Jesus begins with the text (“What is written…?”) and invites interpretation (“How do you read it?”). The lawyer models a high-text, propositional summary:

  • Two propositions that summarise Torah: Love God with all your being; love your neighbour.
  • Veracity and sufficiency: Jesus affirms both the truthfulness (“You have answered correctly”) and the sufficiency (“Do this and you will live”) of the summary.

Propositions are valuable: they distil vast material, offer clarity, and serve the intellect. Yet—on their own—they may not reach the heart that must be transformed for obedience.

From Propositions to Story

When the lawyer presses, “And who is my neighbour?”, Jesus does not deliver a dictionary definition. He shifts genres and tells a story—the Good Samaritan. The move from proposition to narrative is not a retreat from truth but a deepening of its reach, addressing imagination, affections, and action.

Why Story Is Powerful

  • Imagination: Story invites listeners to enter another world, watch choices unfold, and envision new possibilities for their own lives.
  • Embodied response: Narrative can be felt in the body—vulnerability, awkwardness, compassion—creating a visceral connection that pure abstraction rarely produces.
  • Expectation and surprise: Stories play with what audiences assume will happen; Jesus’ choice of a Samaritan as the hero subverts expectations and disarms prejudice.
  • Cultural identity: Stories shape people groups. Whoever controls the stories often shapes the culture (seen today in social media’s power to promote and to question narratives).
  • Layers of meaning: Propositions reduce; stories can carry multiple, simultaneous meanings without losing integrity.

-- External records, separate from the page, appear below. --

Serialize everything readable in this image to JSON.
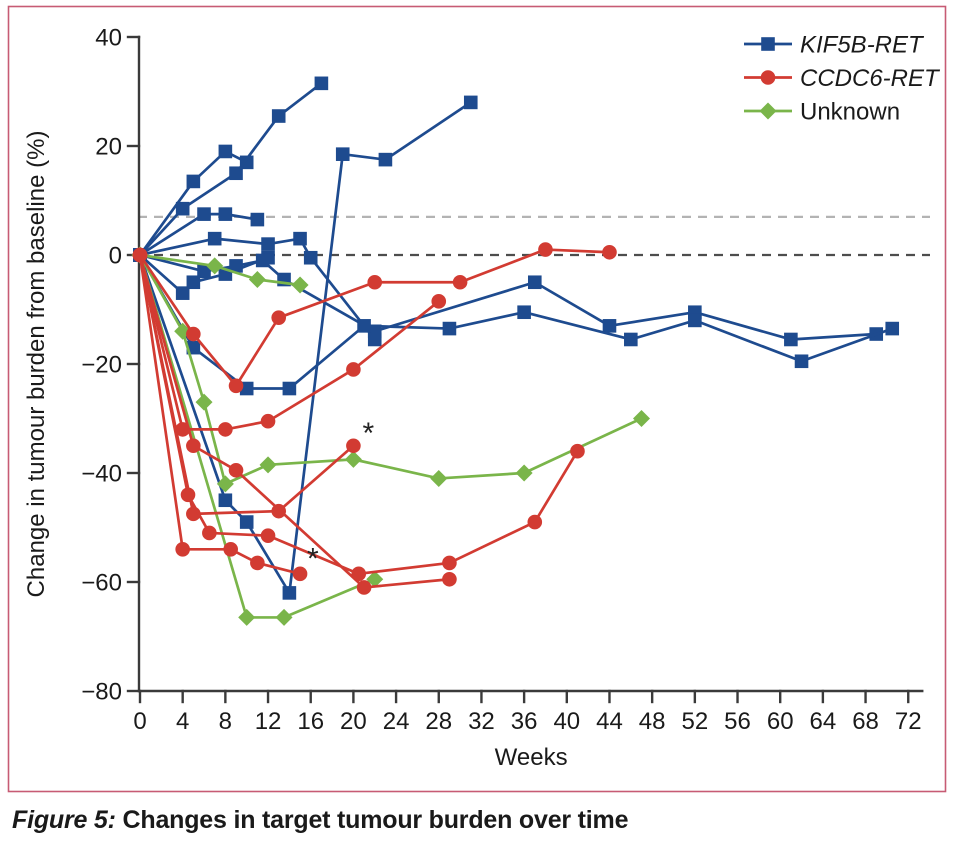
{
  "figure": {
    "caption_label": "Figure 5:",
    "caption_text": " Changes in target tumour burden over time"
  },
  "colors": {
    "kif5b_blue": "#1e4b8f",
    "ccdc6_red": "#d23b32",
    "unknown_green": "#7ab54a",
    "axis": "#3a3a3a",
    "text": "#1a1a1a",
    "zero_line": "#4d4d4d",
    "upper_ref_line": "#b3b3b3",
    "frame_border": "#c75b74",
    "background": "#ffffff"
  },
  "chart_data": {
    "type": "line",
    "title": "",
    "xlabel": "Weeks",
    "ylabel": "Change in tumour burden from baseline (%)",
    "xlim": [
      0,
      72
    ],
    "ylim": [
      -80,
      40
    ],
    "x_ticks": [
      0,
      4,
      8,
      12,
      16,
      20,
      24,
      28,
      32,
      36,
      40,
      44,
      48,
      52,
      56,
      60,
      64,
      68,
      72
    ],
    "y_ticks": [
      40,
      20,
      0,
      -20,
      -40,
      -60,
      -80
    ],
    "grid": false,
    "legend_position": "top-right-inside",
    "reference_lines": [
      {
        "y": 7,
        "style": "dashed",
        "color_key": "upper_ref_line"
      },
      {
        "y": 0,
        "style": "dashed",
        "color_key": "zero_line"
      }
    ],
    "legend": [
      {
        "label": "KIF5B-RET",
        "group": "KIF5B-RET",
        "marker": "square",
        "color_key": "kif5b_blue",
        "italic": true
      },
      {
        "label": "CCDC6-RET",
        "group": "CCDC6-RET",
        "marker": "circle",
        "color_key": "ccdc6_red",
        "italic": true
      },
      {
        "label": "Unknown",
        "group": "Unknown",
        "marker": "diamond",
        "color_key": "unknown_green",
        "italic": false
      }
    ],
    "series": [
      {
        "group": "KIF5B-RET",
        "name": "kif5b-1",
        "points": [
          [
            0,
            0
          ],
          [
            5,
            13.5
          ],
          [
            8,
            19
          ],
          [
            10,
            17
          ]
        ]
      },
      {
        "group": "KIF5B-RET",
        "name": "kif5b-2",
        "points": [
          [
            0,
            0
          ],
          [
            4,
            8.5
          ],
          [
            9,
            15
          ],
          [
            13,
            25.5
          ],
          [
            17,
            31.5
          ]
        ]
      },
      {
        "group": "KIF5B-RET",
        "name": "kif5b-3",
        "points": [
          [
            0,
            0
          ],
          [
            6,
            7.5
          ],
          [
            8,
            7.5
          ],
          [
            11,
            6.5
          ]
        ]
      },
      {
        "group": "KIF5B-RET",
        "name": "kif5b-4",
        "points": [
          [
            0,
            0
          ],
          [
            7,
            3
          ],
          [
            12,
            2
          ],
          [
            15,
            3
          ],
          [
            16,
            -0.5
          ],
          [
            22,
            -15.5
          ]
        ]
      },
      {
        "group": "KIF5B-RET",
        "name": "kif5b-5",
        "points": [
          [
            0,
            0
          ],
          [
            4,
            -7
          ],
          [
            5,
            -5
          ],
          [
            8,
            -3.5
          ],
          [
            12,
            -0.5
          ]
        ]
      },
      {
        "group": "KIF5B-RET",
        "name": "kif5b-6",
        "points": [
          [
            0,
            0
          ],
          [
            6,
            -3
          ],
          [
            9,
            -2
          ],
          [
            11.5,
            -1
          ],
          [
            13.5,
            -4.5
          ],
          [
            22,
            -14
          ],
          [
            37,
            -5
          ],
          [
            44,
            -13
          ],
          [
            52,
            -10.5
          ],
          [
            61,
            -15.5
          ],
          [
            69,
            -14.5
          ]
        ]
      },
      {
        "group": "KIF5B-RET",
        "name": "kif5b-7",
        "points": [
          [
            0,
            0
          ],
          [
            5,
            -17
          ],
          [
            10,
            -24.5
          ],
          [
            14,
            -24.5
          ],
          [
            21,
            -13
          ],
          [
            29,
            -13.5
          ],
          [
            36,
            -10.5
          ],
          [
            46,
            -15.5
          ],
          [
            52,
            -12
          ],
          [
            62,
            -19.5
          ],
          [
            70.5,
            -13.5
          ]
        ]
      },
      {
        "group": "KIF5B-RET",
        "name": "kif5b-8",
        "points": [
          [
            0,
            0
          ],
          [
            8,
            -45
          ],
          [
            10,
            -49
          ],
          [
            14,
            -62
          ],
          [
            19,
            18.5
          ],
          [
            23,
            17.5
          ],
          [
            31,
            28
          ]
        ]
      },
      {
        "group": "Unknown",
        "name": "unknown-1",
        "points": [
          [
            0,
            0
          ],
          [
            7,
            -2
          ],
          [
            11,
            -4.5
          ],
          [
            15,
            -5.5
          ]
        ]
      },
      {
        "group": "Unknown",
        "name": "unknown-2",
        "points": [
          [
            0,
            0
          ],
          [
            4,
            -14
          ],
          [
            6,
            -27
          ],
          [
            8,
            -42
          ],
          [
            12,
            -38.5
          ],
          [
            20,
            -37.5
          ],
          [
            28,
            -41
          ],
          [
            36,
            -40
          ],
          [
            47,
            -30
          ]
        ]
      },
      {
        "group": "Unknown",
        "name": "unknown-3",
        "points": [
          [
            0,
            0
          ],
          [
            10,
            -66.5
          ],
          [
            13.5,
            -66.5
          ],
          [
            22,
            -59.5
          ]
        ]
      },
      {
        "group": "CCDC6-RET",
        "name": "ccdc6-1",
        "points": [
          [
            0,
            0
          ],
          [
            5,
            -14.5
          ],
          [
            9,
            -24
          ],
          [
            13,
            -11.5
          ],
          [
            22,
            -5
          ],
          [
            30,
            -5
          ],
          [
            38,
            1
          ],
          [
            44,
            0.5
          ]
        ]
      },
      {
        "group": "CCDC6-RET",
        "name": "ccdc6-2",
        "points": [
          [
            0,
            0
          ],
          [
            4,
            -32
          ],
          [
            8,
            -32
          ],
          [
            12,
            -30.5
          ],
          [
            20,
            -21
          ],
          [
            28,
            -8.5
          ]
        ]
      },
      {
        "group": "CCDC6-RET",
        "name": "ccdc6-3",
        "points": [
          [
            0,
            0
          ],
          [
            5,
            -35
          ],
          [
            9,
            -39.5
          ],
          [
            21,
            -61
          ],
          [
            29,
            -59.5
          ]
        ]
      },
      {
        "group": "CCDC6-RET",
        "name": "ccdc6-4",
        "points": [
          [
            0,
            0
          ],
          [
            5,
            -47.5
          ],
          [
            13,
            -47
          ],
          [
            20,
            -35
          ]
        ]
      },
      {
        "group": "CCDC6-RET",
        "name": "ccdc6-5",
        "points": [
          [
            0,
            0
          ],
          [
            4.5,
            -44
          ],
          [
            6.5,
            -51
          ],
          [
            12,
            -51.5
          ],
          [
            20.5,
            -58.5
          ],
          [
            29,
            -56.5
          ],
          [
            37,
            -49
          ],
          [
            41,
            -36
          ]
        ]
      },
      {
        "group": "CCDC6-RET",
        "name": "ccdc6-6",
        "points": [
          [
            0,
            0
          ],
          [
            4,
            -54
          ],
          [
            8.5,
            -54
          ],
          [
            11,
            -56.5
          ],
          [
            15,
            -58.5
          ]
        ]
      }
    ],
    "annotations": [
      {
        "text": "*",
        "week": 16.2,
        "value": -57.5,
        "meaning": "asterisk-marker"
      },
      {
        "text": "*",
        "week": 21.4,
        "value": -34.5,
        "meaning": "asterisk-marker"
      }
    ]
  }
}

Layers of Meaning in the Good Samaritan

  • Illustration level: A vivid picture of “love your neighbour” in action—see, feel, and practice mercy.
  • Embodiment level: Jesus Himself embodies the story in real time; He shows compassion to a “man in need” (the lawyer) even as He tells of a man who shows compassion.
  • National story level: For a Jewish expert in the Law, the imagery echoes Israel’s story (e.g., the wounded/abandoned one whom God passes by and has compassion on). Jesus engages the listener’s communal memory and identity.
  • Personal story level: We recognise ourselves in the beaten, stripped, abandoned traveller. The story reads our lives and invites us to receive mercy.
  • Christological level: Jesus is the compassionate “Samaritan” who comes to us—and, in a deeper sense, the One beaten and left outside the city, prefiguring the cross. The parable foreshadows the gospel.

What Master Communicators Learn from Jesus

  • Ask discerning questions. Questions surface assumptions, reveal motives, and lead listeners to articulate truth.
  • Begin where your listener is strong. Honour your audience by entering their frame of reference before inviting them into a transformed one.
  • Affirm what is true and sufficient. Name and celebrate truth when you hear it; clarity builds trust.
  • Move from mind to heart. Use well-formed propositions and well-told stories so people can understand and want to obey.
  • Embody your message. Let your life match your words; communication is credibility enacted.

Practices for Preaching and Teaching

  • Design sermons with both modes. Pair crisp, accurate propositions with a central, well-crafted narrative (biblical or contemporary) that carries the truth to the heart.
  • Craft questions, not just points. Include formative questions that listeners can carry into small groups, homes, and personal reflection.
  • Slow down in the text. Name the scene’s emotions (shame, pain, vulnerability) so hearers can feel the passage.
  • Address identity and community. Be aware of the stories shaping your people; retell the gospel story to re-form identity.
  • Preach for obedience. Always land with lived application: “Go and do likewise.”

Summary

  • Jesus models audience-centred, compassionate communication: He starts with text, honours propositions, and then deploys story to reach the heart.
  • Propositions offer clarity and sufficiency; stories supply imagination, embodiment, cultural resonance, and layered meaning.
  • The Good Samaritan operates on multiple levels—illustrative, embodied, national, personal, and Christological—culminating in the gospel.
  • Faithful communicators ask wise questions, affirm truth, tell transformative stories, and embody their message in love.